I love the whitewash/stain idea but I fear any kind of paint-on wall treatment may hit similar issues to painting. I think the bricks were designed to look a bit handmade and 'roughed up'. Here's a couple of closer pics of the bricks and this photo of the painted brick inside a cupboard shows how painting highlights all these 'feature' cracks and gaps. Also I think the amount of filler required to smooth out even just the worst cracks and gaps would ruin the effect of a stain or wash.

Whitewashing should give you something much closer to this than painting. No filler; cracks and imperfections are part of the look.

Either that or get out a trowel and plaster over it. I know you're viewing this from the POV of "It's so much better than it was!" but we're coming in fresh and looking at it as it is now and what nobody is wanting to say out loud is OH THE HORROR KILL IT KILL IT NOW.

Sorry :( But if you're looking to flip this house, you may really need to know that.
posted by DarlingBri at 12:50 PM on August 26, 2012


I also this putting up drywall is the way to go.

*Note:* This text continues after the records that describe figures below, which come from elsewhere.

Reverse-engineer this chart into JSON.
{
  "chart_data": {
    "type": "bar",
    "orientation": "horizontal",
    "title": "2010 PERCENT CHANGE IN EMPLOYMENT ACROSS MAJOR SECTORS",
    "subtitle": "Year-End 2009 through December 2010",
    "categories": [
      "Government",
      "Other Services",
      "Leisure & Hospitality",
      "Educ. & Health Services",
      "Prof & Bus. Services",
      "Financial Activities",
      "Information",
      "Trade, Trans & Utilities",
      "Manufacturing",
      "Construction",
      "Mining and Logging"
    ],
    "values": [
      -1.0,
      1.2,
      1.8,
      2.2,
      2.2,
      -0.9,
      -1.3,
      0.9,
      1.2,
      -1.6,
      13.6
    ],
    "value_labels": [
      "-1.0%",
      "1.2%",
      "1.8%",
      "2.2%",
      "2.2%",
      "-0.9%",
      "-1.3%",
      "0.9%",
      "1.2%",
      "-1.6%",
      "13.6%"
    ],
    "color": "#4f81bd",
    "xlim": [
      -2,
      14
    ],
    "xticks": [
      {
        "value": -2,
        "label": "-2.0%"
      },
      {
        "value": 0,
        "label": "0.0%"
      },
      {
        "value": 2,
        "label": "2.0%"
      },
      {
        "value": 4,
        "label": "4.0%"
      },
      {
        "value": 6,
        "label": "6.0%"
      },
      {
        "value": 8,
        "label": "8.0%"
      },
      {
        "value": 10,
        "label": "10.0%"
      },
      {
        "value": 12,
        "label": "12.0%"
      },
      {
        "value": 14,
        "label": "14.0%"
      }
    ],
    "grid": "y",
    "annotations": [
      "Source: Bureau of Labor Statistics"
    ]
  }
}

I'm sorry, but it's really ugly.
posted by Heart_on_Sleeve at 1:22 PM on August 26, 2012


I'm looking at the painted-brick-inside-the-cupboard photo, and maybe there's something wrong with my aesthetic sensibilities, but the rough texture doesn't bother me.

The inspection-day photo, on the other hand, does indeed inspire the reaction DarlingBri describes. It's largely because of the jarring scale of the pattern formed as if by giant clumsy pixels. Paint or pseudo-whitewash or whatever quiets down the color contrast, which is key, and compared to which the texture is a minor issue.

Two cautionary notes:

(1) As a prospective house-buyer, if I saw a curtain over a wall, I would move that curtain aside to peek. Any horror revealed by peeking has much more impact than a horror out in plain sight.

(2) A comment on DarlingBri's link above suggests that using sealant paint on brick walls, if structural, may make the house less structurally sound in the long term. (If the walls are structural, then maybe they're designed to be covered in drywall or plaster? But I know nothing of house-construction.)
posted by feral_goldfish at 1:45 PM on August 26, 2012


I think you should try a glossier paint on some bricks in that cupboard. We painted our brick wall (basically the same bricks that you have, unsealed and rough, only ours stick out quite a bit from the mortar - you can see unpainted bricks at the bottom of the wall in my photo) with a glossy off-white and it looks fantastic. Yes, if you look closely you can see the roughnesss of the bricks, but they're bricks, after all. It also took several coats but really and truly, the wall looks so much better and with the darkness of the bricks gone, the room looks tons bigger.
posted by cooker girl at 4:13 PM on August 26, 2012


What about putting up something like a salvaged wood wall over the top? The look is a lot more contemporary than the brick, and I imagine you (or future owners) could remove it to get the brick back if that comes back into fashion.

I don't love the brick myself, but I think it could be mitigated if you could somehow cover one wall (panels? huge artwork?) and just have the single "feature wall" left brick. In my area these brick feature walls are really popular and real estate agents advertise them as a selling point of a house. Maybe your region is different.

Finally I don't think your painted picture looks that bad. It just needs another coat or two. Painted brick is not going to be smooth - that's part of the charm for a lot of people.
posted by lollusc at 7:53 PM on August 26, 2012


Response by poster: Thanks for all the ideas and suggestions. Looks like we're going back into experimentation mode with some inconspicuous sections brick wall in other areas of the house. If we're not happy with the results, Plan B is a large wall-mounted headboard and a big canvas artwork. In the meantime I'll be extending the curtain rail on the windowed wall to cover more (or all) of that wall.

I haven't marked best answer because all the suggests are being considered - thanks again for all the input!